The inside of a smartphone is a little different. Take a look at the iPhone 5 image from the iPhone 5 Teardown. Every year, Apple makes a bunch of tradeoffs between size, heat, price, cost, quality and decides what they can put in the next phone, and then jams it all together as tightly as possible to make the smallest, lightest, thinnest phone that they can with a reasonable battery life and within an acceptable price range.
Even if next year, every component in the iPhone 5 was twice as good and twice as small for less money, Apple would simply include more battery, add another sensor, or otherwise consume the space. The mobile market is not mature, and a bunch of companies are trying to produce the best device they can every year, and that means using every little bit of space and size and weight they can.
All smartphones are this way. Look at Motorola/Google's Moto X, Samsung's Galaxy S4. They make slightly different choices, but ultimately they're still trying to deliver the most and do it as thin and light as they can.
Phonebloks
Phonebloks proposes to make a modular phone that is upgradable, maintainable, that comes in little blocks of modular equipment that you snap together like lego. It sounds great, but it sounds like something totally not in keeping with a realistic assessment of the technology involved.
Take the iPhone 5 apart, take each component and make it a cube or some kind of rectangular prism, sealed inside its own little shell with connectors. Replace those super-thin ribbon cables with a connecting plane that can route anything to anywhere. Make each component compatible with a wide array of other components rather than being precisely matched to a known set of components up front. Add a little space for some kind of modular locking system that can hold everything together tightly as you're out and about with your phone.
Now you have a phone that is is maybe 20% wider and taller, 50% deeper, significantly heavier. It has little hairline cracks throughout, even if the modular locking system is good. If you're lucky, all the pieces work together and run on a single well-regarded operating system like Android even though you are apparently able to switch components at will.
And that's if the idea ever makes it this far, which it won't.
PC Bloks?
I'm sure that Dave Hakkens is a nice guy. I agree with some of his concerns. Electronic waste is a problem and disposable devices encourage electronic waste. Trendy, fast-moving areas of technology are definitely a significant contributor to that.
And, hey, say that he's right and I'm wrong. If Dave Hakkens and whoever he gets onside with his idea are able to produce a phone that is even vaguely competitive with a current-generation smartphone (at the time that he pulls it off), then it would be a real accomplishment, and one I'd be happy to praise in detail.
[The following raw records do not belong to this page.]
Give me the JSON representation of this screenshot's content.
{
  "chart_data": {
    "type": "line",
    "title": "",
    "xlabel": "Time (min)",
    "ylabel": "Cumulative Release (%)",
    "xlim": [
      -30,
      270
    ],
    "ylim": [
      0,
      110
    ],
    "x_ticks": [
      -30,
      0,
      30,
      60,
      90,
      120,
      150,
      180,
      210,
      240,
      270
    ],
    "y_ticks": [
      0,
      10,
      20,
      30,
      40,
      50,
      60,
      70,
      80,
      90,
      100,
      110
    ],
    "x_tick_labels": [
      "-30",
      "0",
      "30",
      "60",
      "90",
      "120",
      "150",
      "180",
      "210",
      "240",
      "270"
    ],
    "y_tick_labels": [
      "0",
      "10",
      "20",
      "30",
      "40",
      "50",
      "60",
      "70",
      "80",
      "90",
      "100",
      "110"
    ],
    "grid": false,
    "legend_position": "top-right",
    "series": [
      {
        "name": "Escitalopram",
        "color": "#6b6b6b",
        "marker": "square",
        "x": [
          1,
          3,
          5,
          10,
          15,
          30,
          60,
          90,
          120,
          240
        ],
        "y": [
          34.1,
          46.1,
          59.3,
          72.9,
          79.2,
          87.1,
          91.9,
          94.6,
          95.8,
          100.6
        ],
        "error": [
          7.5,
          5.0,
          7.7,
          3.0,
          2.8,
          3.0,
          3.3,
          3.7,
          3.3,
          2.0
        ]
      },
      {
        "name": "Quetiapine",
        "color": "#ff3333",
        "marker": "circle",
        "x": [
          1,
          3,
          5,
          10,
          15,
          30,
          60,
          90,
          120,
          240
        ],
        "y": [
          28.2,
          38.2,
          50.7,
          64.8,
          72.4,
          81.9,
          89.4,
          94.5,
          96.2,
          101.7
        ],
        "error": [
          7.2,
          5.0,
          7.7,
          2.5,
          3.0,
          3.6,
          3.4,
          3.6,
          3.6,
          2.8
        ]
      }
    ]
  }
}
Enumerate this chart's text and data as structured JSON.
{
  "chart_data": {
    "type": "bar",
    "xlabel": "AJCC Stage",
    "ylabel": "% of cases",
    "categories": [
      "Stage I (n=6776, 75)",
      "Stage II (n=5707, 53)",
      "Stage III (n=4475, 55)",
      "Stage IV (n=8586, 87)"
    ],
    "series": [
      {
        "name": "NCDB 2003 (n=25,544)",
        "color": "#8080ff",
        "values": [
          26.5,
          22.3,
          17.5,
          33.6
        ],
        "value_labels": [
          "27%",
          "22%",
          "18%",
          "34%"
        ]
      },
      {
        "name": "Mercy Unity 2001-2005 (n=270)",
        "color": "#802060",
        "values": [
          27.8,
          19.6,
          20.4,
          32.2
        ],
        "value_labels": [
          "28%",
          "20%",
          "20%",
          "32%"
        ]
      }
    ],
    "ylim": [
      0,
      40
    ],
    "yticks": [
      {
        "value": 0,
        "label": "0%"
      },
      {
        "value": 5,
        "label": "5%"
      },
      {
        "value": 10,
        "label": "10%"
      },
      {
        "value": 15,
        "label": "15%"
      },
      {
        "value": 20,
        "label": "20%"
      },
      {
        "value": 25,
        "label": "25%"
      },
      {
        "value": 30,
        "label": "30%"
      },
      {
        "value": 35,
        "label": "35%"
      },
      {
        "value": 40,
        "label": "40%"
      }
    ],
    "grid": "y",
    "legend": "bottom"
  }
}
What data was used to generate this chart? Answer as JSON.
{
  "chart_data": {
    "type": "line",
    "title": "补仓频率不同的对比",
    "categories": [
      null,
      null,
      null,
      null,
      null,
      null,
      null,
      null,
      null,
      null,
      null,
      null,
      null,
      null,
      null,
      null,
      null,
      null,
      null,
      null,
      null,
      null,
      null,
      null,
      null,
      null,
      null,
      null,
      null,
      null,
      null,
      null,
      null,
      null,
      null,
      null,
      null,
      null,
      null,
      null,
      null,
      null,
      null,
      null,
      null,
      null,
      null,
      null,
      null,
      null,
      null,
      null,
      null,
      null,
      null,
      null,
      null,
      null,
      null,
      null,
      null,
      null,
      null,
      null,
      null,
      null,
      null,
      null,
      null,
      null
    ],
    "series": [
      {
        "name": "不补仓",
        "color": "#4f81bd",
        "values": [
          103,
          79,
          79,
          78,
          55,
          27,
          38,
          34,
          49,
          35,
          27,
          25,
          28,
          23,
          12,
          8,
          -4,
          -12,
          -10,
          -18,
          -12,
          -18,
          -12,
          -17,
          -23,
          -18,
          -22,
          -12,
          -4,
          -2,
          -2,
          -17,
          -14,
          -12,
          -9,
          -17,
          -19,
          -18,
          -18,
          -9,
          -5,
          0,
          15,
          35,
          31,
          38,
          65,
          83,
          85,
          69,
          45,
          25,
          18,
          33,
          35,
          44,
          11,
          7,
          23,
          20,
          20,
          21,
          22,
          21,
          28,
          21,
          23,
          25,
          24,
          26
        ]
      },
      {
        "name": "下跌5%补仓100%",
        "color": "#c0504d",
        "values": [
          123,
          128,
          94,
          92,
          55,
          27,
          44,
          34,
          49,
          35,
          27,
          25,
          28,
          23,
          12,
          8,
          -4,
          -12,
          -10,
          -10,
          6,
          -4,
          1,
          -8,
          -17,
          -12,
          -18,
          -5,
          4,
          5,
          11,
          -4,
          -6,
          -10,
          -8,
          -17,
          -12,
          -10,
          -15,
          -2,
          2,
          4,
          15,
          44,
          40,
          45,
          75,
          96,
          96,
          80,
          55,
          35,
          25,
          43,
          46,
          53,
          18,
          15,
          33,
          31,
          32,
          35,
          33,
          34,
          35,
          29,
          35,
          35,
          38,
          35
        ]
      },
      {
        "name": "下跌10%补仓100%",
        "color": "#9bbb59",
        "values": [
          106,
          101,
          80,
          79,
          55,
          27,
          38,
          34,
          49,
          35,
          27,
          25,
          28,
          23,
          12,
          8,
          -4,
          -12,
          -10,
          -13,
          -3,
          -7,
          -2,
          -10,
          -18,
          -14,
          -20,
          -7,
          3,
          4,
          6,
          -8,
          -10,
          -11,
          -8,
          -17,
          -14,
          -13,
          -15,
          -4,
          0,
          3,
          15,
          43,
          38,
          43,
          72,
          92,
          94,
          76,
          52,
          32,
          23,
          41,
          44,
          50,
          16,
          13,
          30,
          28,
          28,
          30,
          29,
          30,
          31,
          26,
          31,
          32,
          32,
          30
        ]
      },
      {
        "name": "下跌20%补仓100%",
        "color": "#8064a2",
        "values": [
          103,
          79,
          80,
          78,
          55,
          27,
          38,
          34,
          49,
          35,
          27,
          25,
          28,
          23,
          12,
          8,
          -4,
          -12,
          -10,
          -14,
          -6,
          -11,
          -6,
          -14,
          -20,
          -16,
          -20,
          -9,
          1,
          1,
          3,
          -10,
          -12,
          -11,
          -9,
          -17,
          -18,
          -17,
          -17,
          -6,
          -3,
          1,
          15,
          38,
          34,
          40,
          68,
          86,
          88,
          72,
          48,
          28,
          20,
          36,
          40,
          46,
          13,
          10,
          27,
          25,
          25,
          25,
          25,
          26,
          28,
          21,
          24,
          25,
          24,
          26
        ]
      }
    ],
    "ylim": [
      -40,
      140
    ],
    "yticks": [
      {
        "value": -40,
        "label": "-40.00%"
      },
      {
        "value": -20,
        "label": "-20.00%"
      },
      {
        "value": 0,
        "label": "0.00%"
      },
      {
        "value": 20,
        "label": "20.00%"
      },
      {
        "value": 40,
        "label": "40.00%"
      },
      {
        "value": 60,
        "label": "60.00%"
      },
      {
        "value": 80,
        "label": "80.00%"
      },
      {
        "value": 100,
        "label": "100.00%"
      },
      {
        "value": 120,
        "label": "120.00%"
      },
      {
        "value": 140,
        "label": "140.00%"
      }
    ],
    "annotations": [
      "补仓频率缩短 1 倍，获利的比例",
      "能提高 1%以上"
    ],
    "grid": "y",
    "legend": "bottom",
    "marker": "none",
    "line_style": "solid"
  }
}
But the proposal as it stands strikes me as a little naive, and I'd be stunned to see it go anywhere for years. Even desktop computers haven't made it this far, and their technologies are more mature and more ripe for this sort of disruption.
I'd be much more interested in seeing Apple, HP, Canonical or someone totally new try this with the desktop PC space, because I'd be more inclined to believe that it could happen.
Good luck, Dave.
Update: Motorola's Project Ara seems to be taking this challenge to heart. I remain deeply skeptical.